It is suggested that humans drink roughly eight glasses of water per day for optimal health. Yet this summer, it was required for Seaholm students to read 248-page “Bottlemania” by Elizabeth Royte for optimal knowledge on this year’s district theme of sustainability.
The novel analyzes the potential dangers of both bottled and tap water, while also addressing possible solutions to ensure safe drinking water.
According to Principal Deanna Barash, the process of choosing “Bottlemania” involved a reading committee of one student and five teachers.
“We all read a different book,” Barash said. “We came back together and rated them based on readability, how it impacted sustainability, and whether or not it was interesting.”
After a discussion process, the committee chose “Bottlemania” as the school’s summer read.
“We felt that it had the best readability,” Barash said. “It was something where we could have a project and maybe do some work with it.”
Requiring the same novel for all grade levels and faculty was new for Seaholm this year.

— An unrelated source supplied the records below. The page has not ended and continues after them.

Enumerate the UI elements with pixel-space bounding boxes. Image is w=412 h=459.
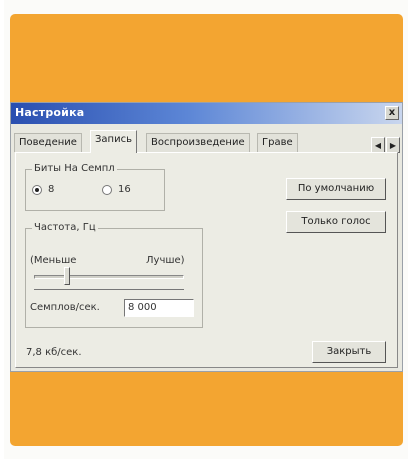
tab-strip: Поведение Запись Воспроизведение Граве ◀… [11,129,402,153]
chevron-left-icon[interactable]: ◀ [371,137,385,153]
frequency-label: Частота, Гц [32,222,98,233]
bits-16-radio[interactable]: 16 [102,184,131,195]
accent-band-top [10,14,403,102]
title-bar[interactable]: Настройка x [11,103,402,124]
bitrate-status: 7,8 кб/сек. [26,347,82,358]
close-button[interactable]: Закрыть [312,341,386,363]
bits-8-radio[interactable]: 8 [32,184,54,195]
accent-band-bottom [10,372,403,446]
radio-unselected-icon [102,184,112,195]
tab-scroll-controls: ◀ ▶ [370,133,400,153]
samples-per-sec-label: Семплов/сек. [30,302,100,313]
window-title: Настройка [15,106,85,119]
chevron-right-icon[interactable]: ▶ [386,137,400,153]
bits-16-label: 16 [118,184,131,195]
bits-per-sample-group: Биты На Семпл 8 16 [25,163,165,211]
tab-more[interactable]: Граве [257,133,298,152]
settings-dialog: Настройка x Поведение Запись Воспроизвед… [10,102,403,372]
frequency-group: Частота, Гц (Меньше Лучше) Семплов/сек. … [25,222,203,328]
quality-slider-thumb[interactable] [64,267,70,285]
voice-only-button[interactable]: Только голос [286,211,386,233]
slider-max-label: Лучше) [146,255,185,266]
tab-recording[interactable]: Запись [90,130,137,153]
slider-min-label: (Меньше [30,255,77,266]
samples-per-sec-field[interactable]: 8 000 [124,299,194,317]
bits-8-label: 8 [48,184,55,195]
radio-selected-icon [32,184,42,195]
tab-behavior[interactable]: Поведение [14,133,82,152]
default-button[interactable]: По умолчанию [286,178,386,200]
bits-per-sample-label: Биты На Семпл [32,163,117,174]
tab-playback[interactable]: Воспроизведение [146,133,250,152]
recording-panel: Биты На Семпл 8 16 Частота, Гц (Меньше Л… [15,152,398,368]
quality-slider-track[interactable] [34,275,184,279]
close-icon[interactable]: x [385,106,399,120]
slider-ticks [34,289,184,292]
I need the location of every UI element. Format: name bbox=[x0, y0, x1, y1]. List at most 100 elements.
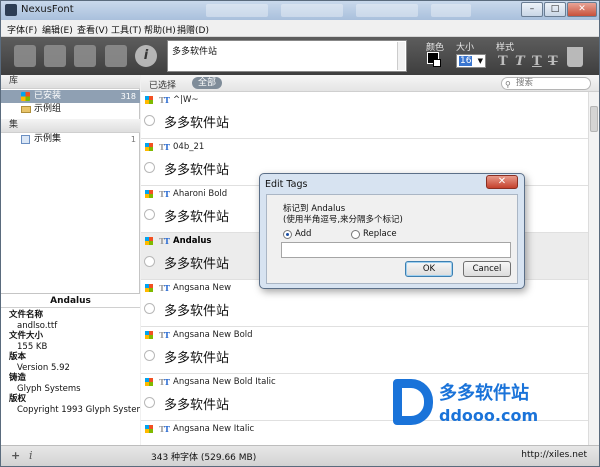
sidebar-item-example-group[interactable]: 示例组 bbox=[1, 103, 140, 116]
search-input[interactable]: ⚲ 搜索 bbox=[501, 77, 591, 90]
library-header: 库 bbox=[1, 75, 140, 89]
tags-input[interactable] bbox=[281, 242, 511, 258]
trash-icon[interactable] bbox=[567, 47, 583, 67]
replace-radio-label: Replace bbox=[363, 229, 397, 239]
watermark-logo: 多多软件站 ddooo.com bbox=[393, 379, 553, 437]
font-sample: 多多软件站 bbox=[164, 257, 230, 272]
truetype-icon: TT bbox=[159, 330, 170, 340]
size-label: 大小 bbox=[456, 43, 475, 53]
menu-donate[interactable]: 捐赠(D) bbox=[177, 23, 209, 36]
add-folder-icon[interactable] bbox=[44, 45, 66, 67]
windows-logo-icon bbox=[145, 425, 153, 433]
maximize-button[interactable]: □ bbox=[544, 2, 566, 17]
dialog-close-button[interactable]: ✕ bbox=[486, 175, 518, 189]
font-name: Angsana New Bold bbox=[173, 330, 253, 340]
add-radio[interactable]: Add bbox=[283, 229, 311, 239]
windows-logo-icon bbox=[145, 96, 153, 104]
font-select-radio[interactable] bbox=[144, 397, 155, 408]
font-select-radio[interactable] bbox=[144, 350, 155, 361]
filter-selected-tab[interactable]: 已选择 bbox=[149, 78, 176, 91]
title-bar: NexusFont – □ ✕ bbox=[1, 1, 599, 20]
font-select-radio[interactable] bbox=[144, 303, 155, 314]
underline-style-button[interactable]: T bbox=[532, 54, 542, 69]
info-value: andlso.ttf bbox=[17, 320, 58, 331]
font-select-radio[interactable] bbox=[144, 115, 155, 126]
font-set-icon bbox=[21, 135, 30, 144]
size-select[interactable]: 16 ▼ bbox=[456, 54, 486, 68]
font-select-radio[interactable] bbox=[144, 162, 155, 173]
cancel-button[interactable]: Cancel bbox=[463, 261, 511, 277]
background-taskbar-item bbox=[431, 4, 471, 17]
windows-logo-icon bbox=[145, 237, 153, 245]
lock-icon[interactable] bbox=[105, 45, 127, 67]
background-taskbar-item bbox=[281, 4, 343, 17]
folder-icon[interactable] bbox=[74, 45, 96, 67]
font-sample: 多多软件站 bbox=[164, 398, 230, 413]
font-name: Andalus bbox=[173, 236, 212, 246]
minimize-button[interactable]: – bbox=[521, 2, 543, 17]
font-select-radio[interactable] bbox=[144, 256, 155, 267]
font-list-scrollbar[interactable] bbox=[588, 92, 599, 445]
background-color-swatch[interactable] bbox=[433, 59, 441, 67]
watermark-cn: 多多软件站 bbox=[439, 383, 529, 404]
preview-scrollbar[interactable] bbox=[397, 42, 405, 70]
font-name: Angsana New Italic bbox=[173, 424, 255, 434]
close-button[interactable]: ✕ bbox=[567, 2, 597, 17]
print-icon[interactable] bbox=[14, 45, 36, 67]
example-set-count: 1 bbox=[130, 135, 136, 144]
menu-tools[interactable]: 工具(T) bbox=[111, 23, 142, 36]
info-key: 文件名称 bbox=[9, 310, 44, 320]
font-info-panel: Andalus 文件名称 andlso.ttf 文件大小 155 KB 版本 V… bbox=[1, 293, 140, 445]
background-taskbar-item bbox=[206, 4, 268, 17]
preview-text-input[interactable]: 多多软件站 bbox=[167, 40, 407, 72]
info-icon[interactable]: i bbox=[135, 45, 157, 67]
bold-style-button[interactable]: T bbox=[498, 54, 508, 69]
size-value: 16 bbox=[459, 56, 473, 66]
strikethrough-style-button[interactable]: T bbox=[548, 54, 558, 69]
nexusfont-window: NexusFont – □ ✕ 字体(F) 编辑(E) 查看(V) 工具(T) … bbox=[0, 0, 600, 467]
info-key: 版权 bbox=[9, 394, 27, 404]
font-name: Angsana New Bold Italic bbox=[173, 377, 276, 387]
menu-view[interactable]: 查看(V) bbox=[77, 23, 108, 36]
font-sample: 多多软件站 bbox=[164, 351, 230, 366]
truetype-icon: TT bbox=[159, 95, 170, 105]
filter-bar: 已选择 全部 ⚲ 搜索 bbox=[141, 75, 599, 92]
app-title: NexusFont bbox=[21, 4, 74, 15]
windows-logo-icon bbox=[145, 190, 153, 198]
windows-logo-icon bbox=[21, 92, 30, 101]
scrollbar-thumb[interactable] bbox=[590, 106, 598, 132]
font-name: ^|W~ bbox=[173, 95, 199, 105]
filter-all-tab[interactable]: 全部 bbox=[192, 77, 223, 89]
radio-dot-icon bbox=[351, 230, 360, 239]
watermark-en: ddooo.com bbox=[439, 406, 539, 425]
truetype-icon: TT bbox=[159, 142, 170, 152]
search-icon: ⚲ bbox=[505, 80, 511, 89]
italic-style-button[interactable]: T bbox=[515, 54, 525, 69]
font-row[interactable]: TT ^|W~ 多多软件站 bbox=[141, 92, 588, 139]
truetype-icon: TT bbox=[159, 424, 170, 434]
dialog-body: 标记到 Andalus (使用半角逗号,来分隔多个标记) Add Replace… bbox=[266, 194, 518, 284]
font-row[interactable]: TT Angsana New Bold 多多软件站 bbox=[141, 327, 588, 374]
toolbar: i 多多软件站 颜色 大小 16 ▼ 样式 T T T T bbox=[1, 37, 599, 75]
sidebar-item-example-set[interactable]: 示例集 1 bbox=[1, 133, 140, 146]
menu-help[interactable]: 帮助(H) bbox=[144, 23, 176, 36]
add-icon[interactable]: + bbox=[11, 449, 20, 462]
truetype-icon: TT bbox=[159, 377, 170, 387]
replace-radio[interactable]: Replace bbox=[351, 229, 397, 239]
tag-hint-label: (使用半角逗号,来分隔多个标记) bbox=[283, 215, 403, 225]
menu-bar: 字体(F) 编辑(E) 查看(V) 工具(T) 帮助(H) 捐赠(D) bbox=[1, 20, 599, 37]
truetype-icon: TT bbox=[159, 283, 170, 293]
font-count-status: 343 种字体 (529.66 MB) bbox=[151, 453, 257, 463]
chevron-down-icon: ▼ bbox=[477, 57, 483, 65]
folder-icon bbox=[21, 106, 31, 113]
website-link[interactable]: http://xiles.net bbox=[521, 450, 587, 460]
windows-logo-icon bbox=[145, 143, 153, 151]
font-name: Aharoni Bold bbox=[173, 189, 228, 199]
sidebar-item-installed[interactable]: 已安装 318 bbox=[1, 90, 140, 103]
ok-button[interactable]: OK bbox=[405, 261, 453, 277]
font-name: 04b_21 bbox=[173, 142, 205, 152]
menu-font[interactable]: 字体(F) bbox=[7, 23, 37, 36]
menu-edit[interactable]: 编辑(E) bbox=[42, 23, 73, 36]
info-icon[interactable]: i bbox=[29, 449, 33, 462]
font-select-radio[interactable] bbox=[144, 209, 155, 220]
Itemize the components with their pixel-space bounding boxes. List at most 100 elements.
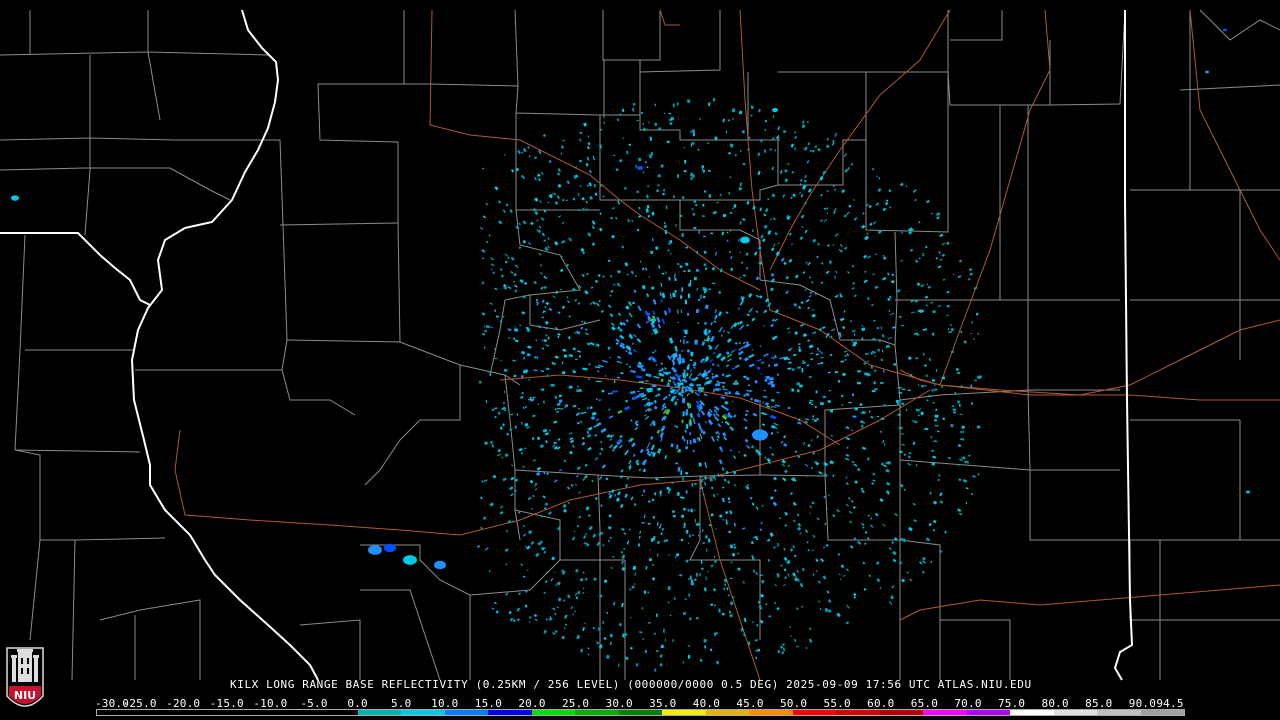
echo-pixel [748,384,750,387]
echo-pixel [684,299,688,305]
scale-segment [488,710,532,715]
echo-pixel [934,414,939,418]
echo-pixel [677,450,681,453]
echo-pixel [657,174,661,178]
echo-pixel [679,265,683,268]
echo-pixel [680,470,683,476]
echo-pixel [692,174,695,178]
echo-pixel [601,389,605,393]
echo-pixel [764,378,768,382]
echo-pixel [702,203,705,207]
echo-pixel [681,358,686,364]
scale-segment [1010,710,1054,715]
echo-pixel [663,224,667,229]
echo-pixel [682,475,684,482]
scale-segment [531,710,576,715]
echo-pixel [675,224,677,227]
echo-pixel [491,408,495,412]
echo-pixel [558,394,562,398]
echo-pixel [537,403,540,405]
echo-pixel [712,211,716,215]
echo-pixel [685,471,688,475]
echo-pixel [660,532,663,535]
echo-pixel [669,614,672,616]
echo-pixel [654,668,657,672]
scale-segment [444,710,489,715]
echo-pixel [672,292,676,298]
echo-pixel [952,408,957,411]
echo-pixel [652,516,656,519]
echo-pixel [905,408,908,412]
echo-pixel [640,111,644,114]
echo-pixel [791,388,795,392]
echo-pixel [646,166,649,169]
echo-pixel [687,312,690,316]
echo-pixel [654,103,657,107]
echo-pixel [533,356,537,359]
echo-pixel [696,572,698,577]
echo-pixel [679,295,683,299]
echo-pixel [714,136,718,140]
echo-pixel [647,591,650,594]
echo-pixel [893,363,897,366]
echo-pixel [687,349,690,353]
echo-pixel [744,375,747,378]
echo-pixel [479,380,482,384]
echo-pixel [703,235,706,238]
echo-pixel [827,400,831,403]
echo-pixel [695,269,700,272]
echo-pixel [686,439,689,445]
echo-pixel [871,390,876,393]
echo-pixel [880,358,883,361]
echo-pixel [680,309,682,313]
echo-pixel [672,381,676,384]
echo-pixel [667,601,670,604]
echo-pixel [546,374,548,378]
echo-pixel [672,639,674,643]
echo-pixel [651,384,657,388]
echo-pixel [657,540,660,544]
echo-pixel [897,400,902,402]
echo-pixel [679,496,683,499]
echo-pixel [683,329,685,333]
echo-pixel [668,112,672,115]
echo-pixel [702,215,705,218]
echo-pixel [661,528,664,531]
echo-pixel [568,385,573,389]
echo-pixel [677,263,680,265]
echo-pixel [676,102,679,106]
echo-pixel [503,368,508,372]
echo-pixel [670,253,672,255]
echo-pixel [950,423,954,428]
scale-segment [1097,710,1141,715]
echo-pixel [728,119,730,122]
echo-pixel [708,524,711,527]
echo-pixel [683,369,686,375]
echo-pixel [692,213,696,216]
echo-pixel [696,383,702,387]
echo-pixel [851,393,855,397]
echo-pixel [694,483,697,485]
echo-pixel [667,586,671,591]
echo-pixel [680,538,684,542]
echo-pixel [683,338,685,345]
echo-pixel [687,269,691,272]
echo-pixel [978,375,982,378]
echo-pixel [692,449,695,453]
echo-pixel [733,382,739,385]
echo-pixel [696,616,699,620]
echo-pixel [698,522,701,525]
echo-pixel [956,371,961,374]
echo-pixel [791,368,795,371]
echo-pixel [769,380,774,384]
echo-pixel [656,189,659,193]
echo-pixel [861,410,866,415]
echo-pixel [663,628,665,633]
echo-pixel [682,397,686,403]
echo-pixel [920,412,924,416]
echo-pixel [672,103,675,108]
echo-pixel [808,376,812,378]
echo-pixel [687,99,691,103]
echo-pixel [867,360,869,362]
echo-pixel [685,490,688,494]
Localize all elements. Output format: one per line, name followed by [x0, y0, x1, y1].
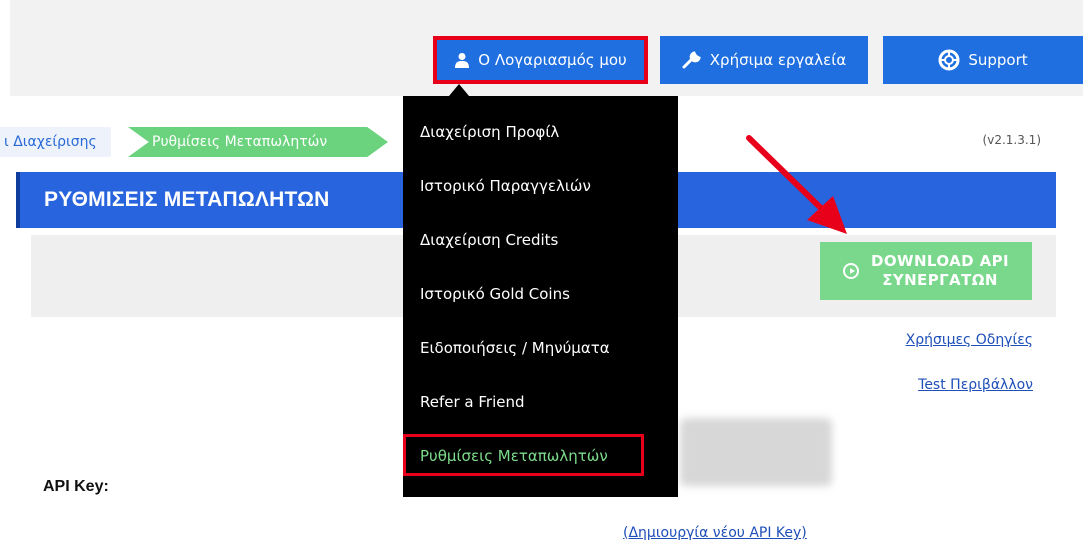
play-circle-icon — [843, 263, 860, 279]
menu-item-profile[interactable]: Διαχείριση Προφίλ — [420, 123, 559, 141]
menu-item-orders[interactable]: Ιστορικό Παραγγελιών — [420, 177, 591, 195]
my-account-label: Ο Λογαριασμός μου — [478, 51, 627, 69]
lifebuoy-icon — [938, 49, 960, 71]
useful-tools-button[interactable]: Χρήσιμα εργαλεία — [660, 36, 868, 84]
wrench-icon — [682, 50, 702, 70]
breadcrumb-current: Ρυθμίσεις Μεταπωλητών — [128, 127, 388, 157]
useful-tools-label: Χρήσιμα εργαλεία — [709, 51, 847, 69]
menu-item-reseller-settings[interactable]: Ρυθμίσεις Μεταπωλητών — [420, 447, 608, 465]
download-label-line2: ΣΥΝΕΡΓΑΤΩΝ — [882, 271, 998, 289]
account-dropdown-menu: Διαχείριση Προφίλ Ιστορικό Παραγγελιών Δ… — [403, 96, 678, 497]
user-icon — [454, 52, 470, 68]
version-label: (v2.1.3.1) — [982, 133, 1041, 147]
page-title: ΡΥΘΜΙΣΕΙΣ ΜΕΤΑΠΩΛΗΤΩΝ — [44, 188, 330, 211]
my-account-button[interactable]: Ο Λογαριασμός μου — [433, 36, 648, 84]
api-key-label: API Key: — [43, 478, 109, 495]
menu-item-notifications[interactable]: Ειδοποιήσεις / Μηνύματα — [420, 339, 610, 357]
download-api-button[interactable]: DOWNLOAD API ΣΥΝΕΡΓΑΤΩΝ — [820, 242, 1032, 300]
download-label-line1: DOWNLOAD API — [871, 252, 1009, 270]
menu-item-credits[interactable]: Διαχείριση Credits — [420, 231, 558, 249]
menu-item-gold-coins[interactable]: Ιστορικό Gold Coins — [420, 285, 570, 303]
create-api-key-link[interactable]: (Δημιουργία νέου API Key) — [623, 525, 807, 541]
useful-guides-link[interactable]: Χρήσιμες Οδηγίες — [906, 332, 1033, 348]
dropdown-caret — [449, 84, 469, 96]
red-arrow-annotation — [746, 135, 847, 234]
support-button[interactable]: Support — [883, 36, 1083, 84]
support-label: Support — [968, 51, 1028, 69]
test-environment-link[interactable]: Test Περιβάλλον — [918, 377, 1033, 393]
api-key-value-blurred — [680, 418, 832, 486]
menu-item-refer[interactable]: Refer a Friend — [420, 393, 525, 411]
breadcrumb: ι Διαχείρισης Ρυθμίσεις Μεταπωλητών — [0, 127, 388, 157]
breadcrumb-prev-link[interactable]: ι Διαχείρισης — [0, 127, 111, 157]
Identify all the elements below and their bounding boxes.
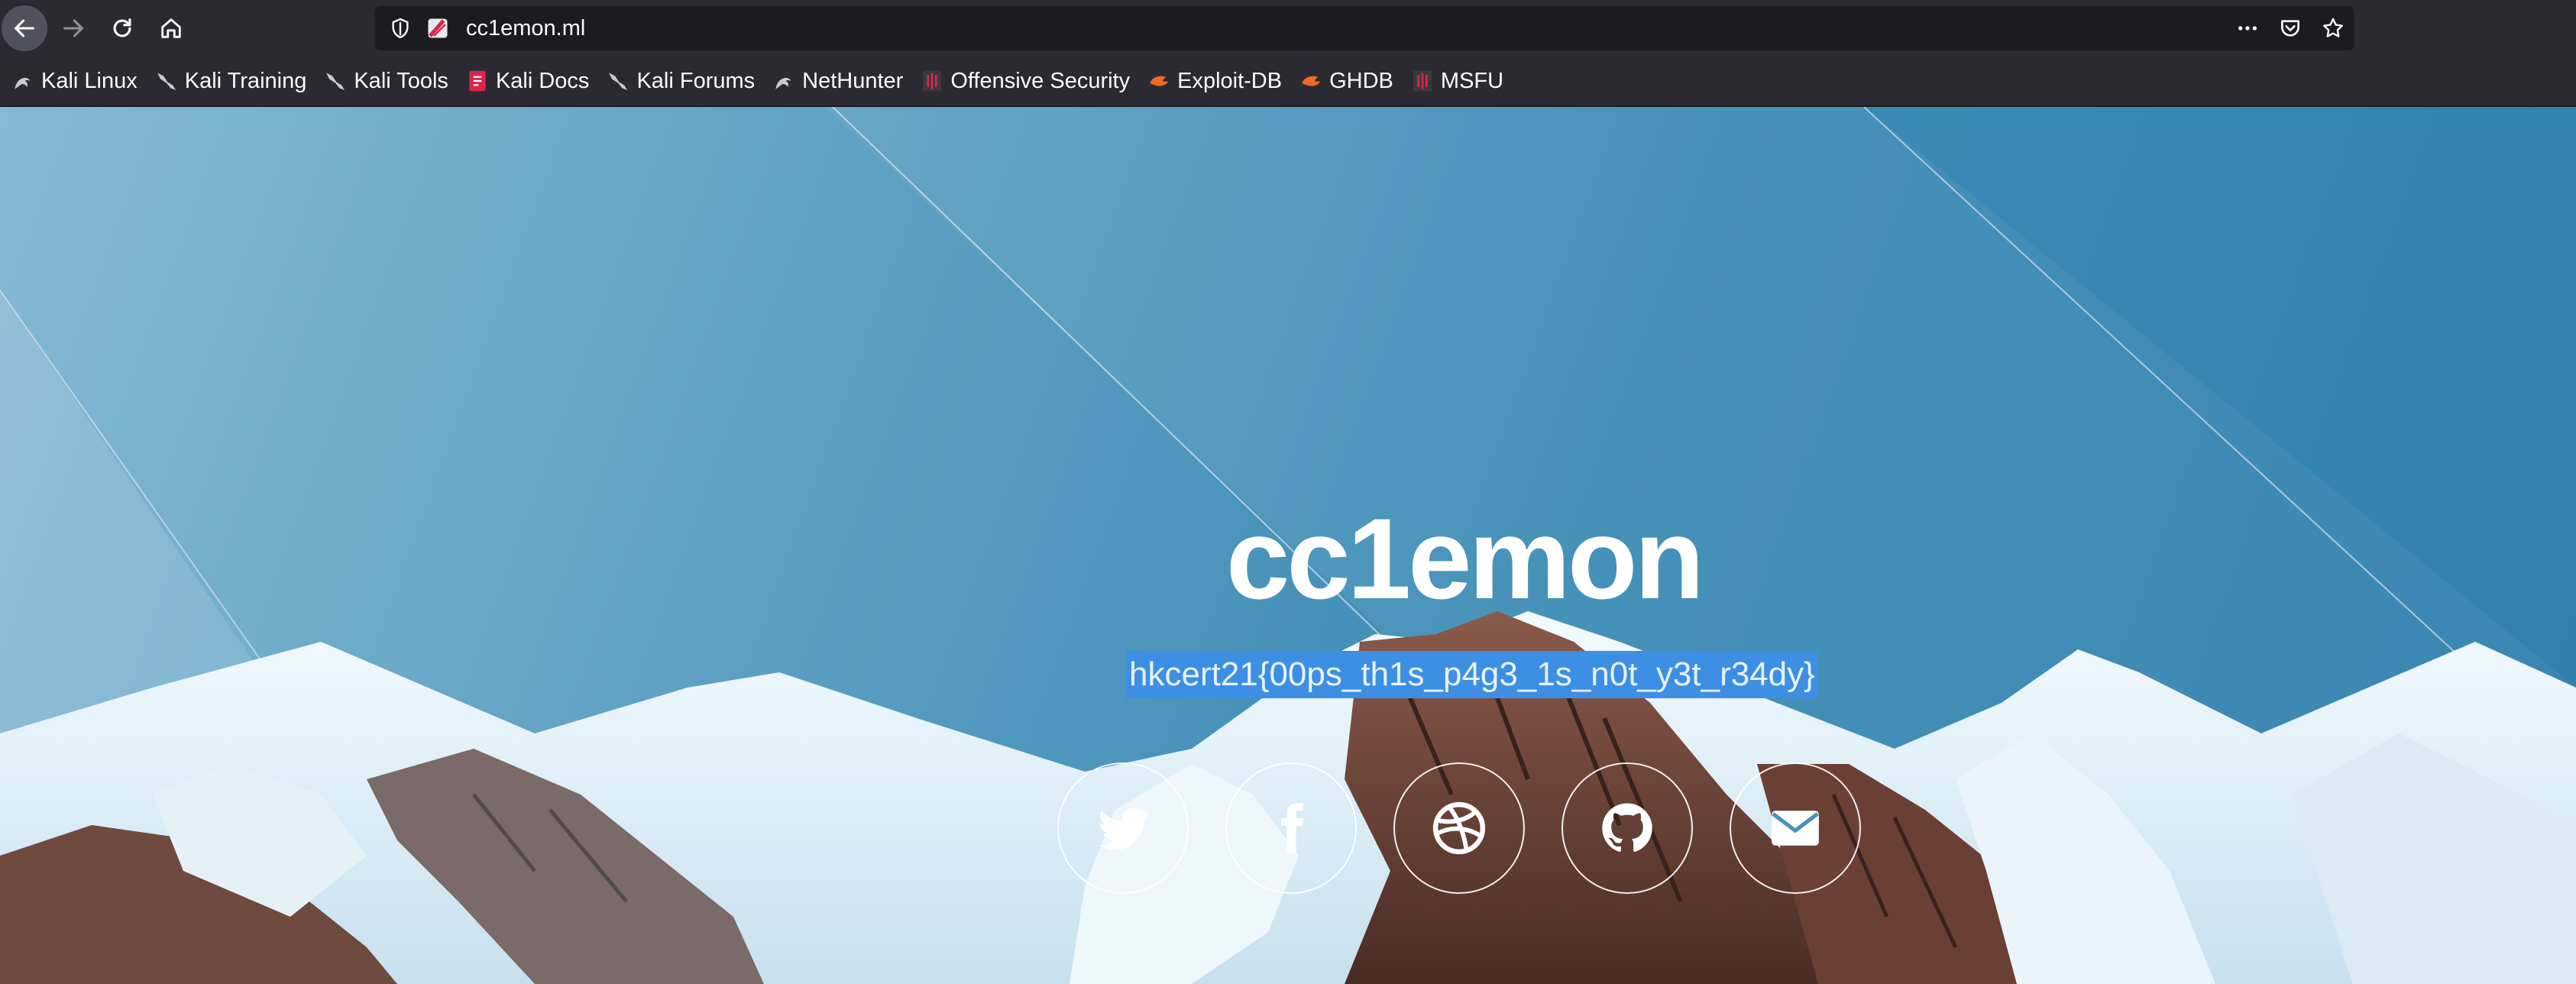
pocket-icon bbox=[2281, 20, 2299, 37]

Barash was interested in the whole school reading the same book.
“One reason is because the districts theme this year is sustainability and secondly because I really wanted to do a school-wide summer read,” Barash said. “I’ve done that in my previous district and when students go to college, they will probably do that before starting their freshmen year.”
Assistant principal, Deb Boyer, was also in favor of a school-wide summer reading assignment.
“The idea was that we all do something together and we can discuss deeper issues,” Boyer said. “For once all of us are in the same boat; all of us are learners together.”
Although administration supported the idea of “Bottlemania” and the entire school reading it, students had mixed reviews.
“Having the whole school read the same book is a bad idea in the first place,” senior Alex Voronivich said. ”How a freshman interprets a book is substantially different than how a senior would interpret it.”
Voronovich believes the school should have taken a more traditional route with the assignment.
“If the whole school is required to read a book, why not a classic like ‘The Catcher in The Rye’ or ‘1984’,” Voronovich said. “Chances are in ten years I won’t remember ‘Bottlemania’, but I’ll definitely remember ‘1984’ and it’s message.”
Although Voronovich didn’t find the summer assignment useful, some students viewed the assignment as a learning experience.
“I liked how it went much more in depth than I expected,” freshman Abby Bernard said. “It explained what’s really going on in the bottled water industry from multiple point of views.”
Students were required to respond to three 250 word essays based on the prompts available on the Seaholm website.
Author Elizabeth Royte will be visiting Seaholm to discuss the novel with staff and students.
“I think it’s cool if you actually hear from the person who’s written it and done the research behind it,” Barash said. “We could’ve just done discussion like all the books you read in class, assuming we knew what the author meant. This is her chance to come in and talk about what she’s written.”
The district’s theme of sustainability certainly hit home with this summer’s school-wide read.
“If there’s anything we learn, it’s no matter where water comes from we have to be very conservative,” Barash said.